Niamh scowled. “No one will forgive you for this.”

“For saving him?”

“I will,” Kierse said, her eyes still on Graves’s unmoving body. “Anything to bring him back.”

And then Lorcan unleashed his magic. The flow of time slowed as it cascaded from his hands down into the empty vessel of Graves’s body. For a shimmering second, Kierse could see the connection between them. Not a bond in the way she had been used to imagining a bond—the golden string that latched her to Lorcan.

Instead, it was a pathway down a long, open bridge. Bright summer sunshine flush with blooms on one side and a snowy winterscape with an icy river on the other. The bridge they both walked down throughout the seasons.

This was the source of their seasonal magic. The link of the Oak and Holly Kings that let them control the turning of the tides. The meeting point when their magic collided at each solstice. The longest and shortest days of the year becoming the junction point for their endless battle. A story for the ages that neither could fully escape.

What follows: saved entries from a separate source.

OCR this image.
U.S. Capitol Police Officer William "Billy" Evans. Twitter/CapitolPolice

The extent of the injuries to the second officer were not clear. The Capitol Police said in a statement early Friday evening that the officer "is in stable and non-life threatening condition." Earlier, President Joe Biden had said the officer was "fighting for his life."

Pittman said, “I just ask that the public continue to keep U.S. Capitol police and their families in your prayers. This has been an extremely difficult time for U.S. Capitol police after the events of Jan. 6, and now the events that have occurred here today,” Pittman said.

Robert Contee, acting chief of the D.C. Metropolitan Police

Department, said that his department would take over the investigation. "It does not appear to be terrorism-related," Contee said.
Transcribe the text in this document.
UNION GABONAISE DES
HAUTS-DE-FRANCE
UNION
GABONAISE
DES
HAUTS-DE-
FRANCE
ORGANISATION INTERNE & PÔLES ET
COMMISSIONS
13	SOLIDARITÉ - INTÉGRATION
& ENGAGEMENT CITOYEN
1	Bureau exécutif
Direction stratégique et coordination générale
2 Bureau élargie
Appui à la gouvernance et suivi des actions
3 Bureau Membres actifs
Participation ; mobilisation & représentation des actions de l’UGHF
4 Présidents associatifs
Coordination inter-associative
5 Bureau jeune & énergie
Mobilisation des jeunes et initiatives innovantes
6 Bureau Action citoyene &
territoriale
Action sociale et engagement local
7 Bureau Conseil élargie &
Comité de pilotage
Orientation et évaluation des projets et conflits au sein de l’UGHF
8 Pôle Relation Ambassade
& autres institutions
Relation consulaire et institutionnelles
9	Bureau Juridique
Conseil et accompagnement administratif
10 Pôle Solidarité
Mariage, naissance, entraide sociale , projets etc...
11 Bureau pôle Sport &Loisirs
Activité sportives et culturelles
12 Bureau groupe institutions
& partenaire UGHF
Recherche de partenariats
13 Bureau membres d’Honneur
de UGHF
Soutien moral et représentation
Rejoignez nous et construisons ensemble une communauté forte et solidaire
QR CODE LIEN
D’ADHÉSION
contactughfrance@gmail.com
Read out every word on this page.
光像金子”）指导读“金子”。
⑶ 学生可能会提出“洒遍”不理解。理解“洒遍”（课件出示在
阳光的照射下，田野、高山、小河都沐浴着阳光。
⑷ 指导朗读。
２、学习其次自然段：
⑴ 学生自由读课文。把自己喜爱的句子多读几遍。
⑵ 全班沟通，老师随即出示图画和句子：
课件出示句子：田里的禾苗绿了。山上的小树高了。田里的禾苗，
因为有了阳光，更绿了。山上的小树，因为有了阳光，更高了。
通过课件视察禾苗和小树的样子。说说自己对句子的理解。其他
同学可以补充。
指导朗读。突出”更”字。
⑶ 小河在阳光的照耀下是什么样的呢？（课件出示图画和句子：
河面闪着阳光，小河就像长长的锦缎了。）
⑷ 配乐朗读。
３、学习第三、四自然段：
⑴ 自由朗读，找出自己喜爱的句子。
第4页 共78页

And as quickly as it came, the bridge dissolved into nothing. The great working magic the stone had given Lorcan was gone. He dropped to one knee in much the way Graves had when he had first taken the brunt of the Faerie world magic. Only he looked up at the still-unmoving body.

Kierse took a hesitant step forward. “Did it work?”

But Graves didn’t move. She trembled from head to toe all over again. The fear of his passing had redoubled in the wake of the thought that…maybe Lorcan couldn’t do it. Their very last chance and maybe…it wasn’t even possible.

“Graves?” she said.

A moan came from the body on the ground. A word came from his beautiful lips. “Wren?”

Chapter Sixty-Six

“Graves,” she gasped, throwing herself onto the floor.

“Oh, fuck,” he groaned as she fell on him. “Easy there.”

“Sorry. Sorry.” But then she was crying, burying her head into his suit coat and sobbing at the top of her lungs. She couldn’t even get air in as she hyperventilated.

“Hey now,” Graves said, putting a hand into her hair. “I’m fine. It wasn’t that bad.”

She kept crying. How could she tell him that he had been gone? That the magic had killed him? That she had saved him?

“There, there. That’s enough.” He opened his eyes, and she could see the light back in them. The storm clouds that had cleared so they looked almost blue in the light. Tears streaked her cheeks, and he brought one of his beautiful hands up to her face to brush the tears from them. “This is a lot, Wren,” he said with an almost laugh. “You were the one we were worried about.”